The enormous volume of genetic information now available from next-generation sequencing, which can supply data on hundreds or even potentially thousands of individual genes for a relatively affordable price, "is affecting trial design, leading to ‘umbrella’ designs that use a variety of genetic markers and panels of several drugs," said Dr. Robert L. Becker Jr., a chief medical officer at the Center for Devices and Radiological Health of the Food and Drug Administration.


"Is the current model for development of diagnostic markers and drugs sustainable?’" Dr. Becker asked. "Next-generation sequencing is different, because it can query an almost unlimited number of analytes in a single assay."


At the meeting, a series of researchers from the United States and Europe described and discussed several recently designed drug treatment trials prospectively structured to collect wide-ranging genetic data from the tumors of enrolled patients.


One example is the MATCH (Molecular Analysis for Therapy Choice) trial, expected to start in 2014 with a goal of enrolling about 1,000 patients with solid tumors that have progressed following initial treatment with at least one drug. The investigators will use targeted mutations or amplifications as well as whole exome sequencing to try to better assign patients to their next regimen, said Dr. Kummar.


"It’s a new paradigm of trial design for cancer," said Dr. Esteva. "Going forward, all major drug trials should be designed" to include genetic analyses.
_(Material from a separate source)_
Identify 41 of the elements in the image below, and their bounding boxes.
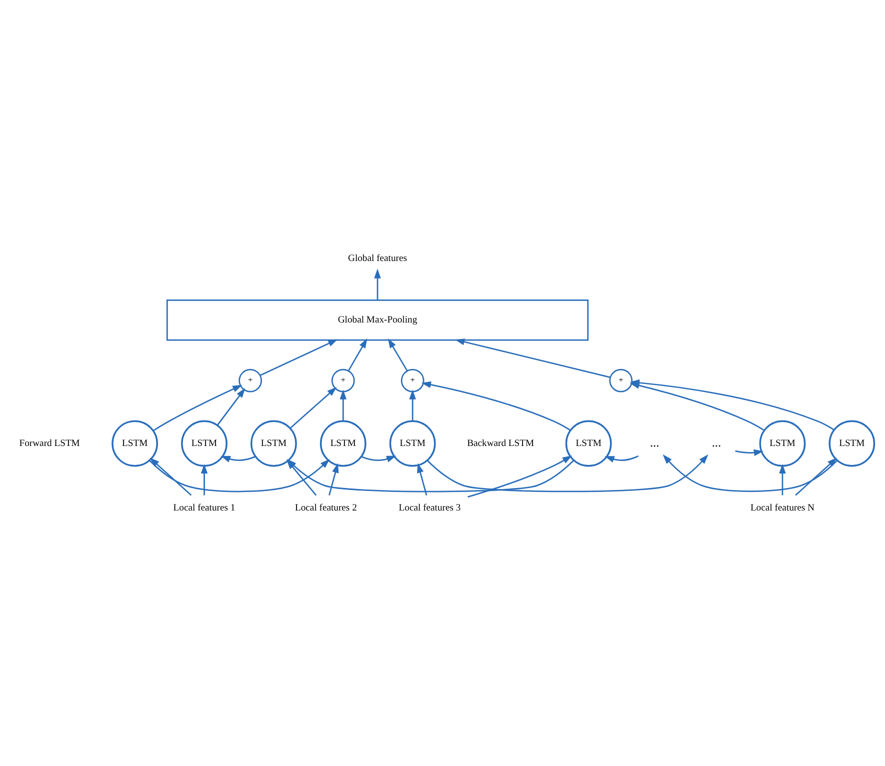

But the MATCH trial, as well as several others outlined at the meeting, will require casting large nets to find adequate numbers of appropriate patients to enroll.
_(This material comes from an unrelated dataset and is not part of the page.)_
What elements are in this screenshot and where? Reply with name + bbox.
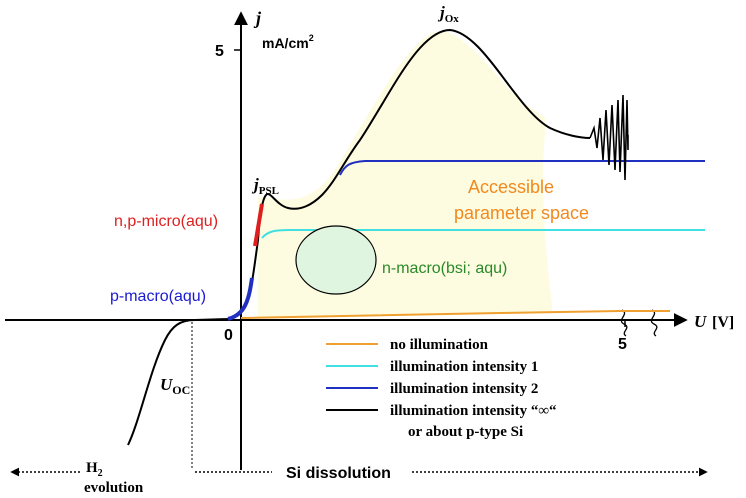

"It’s a small subset of patients with each type of mutation, so getting the sample size required to get information about treatments will require a community effort," said Dr. Esteva. "It’s very important to have a lot of patients to get meaningful results." Progressing from studies with relatively small numbers of patients at academic centers to the larger populations of patients treated by community oncologists "will be one of the biggest challenges," he said.


Incorporating routine genetic analyses into trials and into routine practice also raises other issues, Dr. Carey noted. "Does the tumor evolve during treatment, so that what was found with testing at baseline is no longer the disease being treated?"


Once genetic profiling of tumors becomes routine, another challenge will be efficiently and reliably alerting physicians and patients when a genetic marker that had no known clinical consequence when it was first found in a patient’s tumor is subsequently discovered to be effectively treated with a targeted drug, she said.


And no consensus has emerged on whether it’s best to do genetic assessments of tumors using specimens collected by direct biopsy or by collecting tumor cells or tumor DNA circulating in a patient’s blood, Dr. Carey cautioned.


For now, the key step is making genetic analysis a routine part of every cancer-treatment trial. "We need tumor analyses for every patient," she said. "We should get correlates for 100% of cancers."


Dr. Becker, Dr. Carey, Dr. Esteva, and Dr. Kummar all said that they had no disclosures.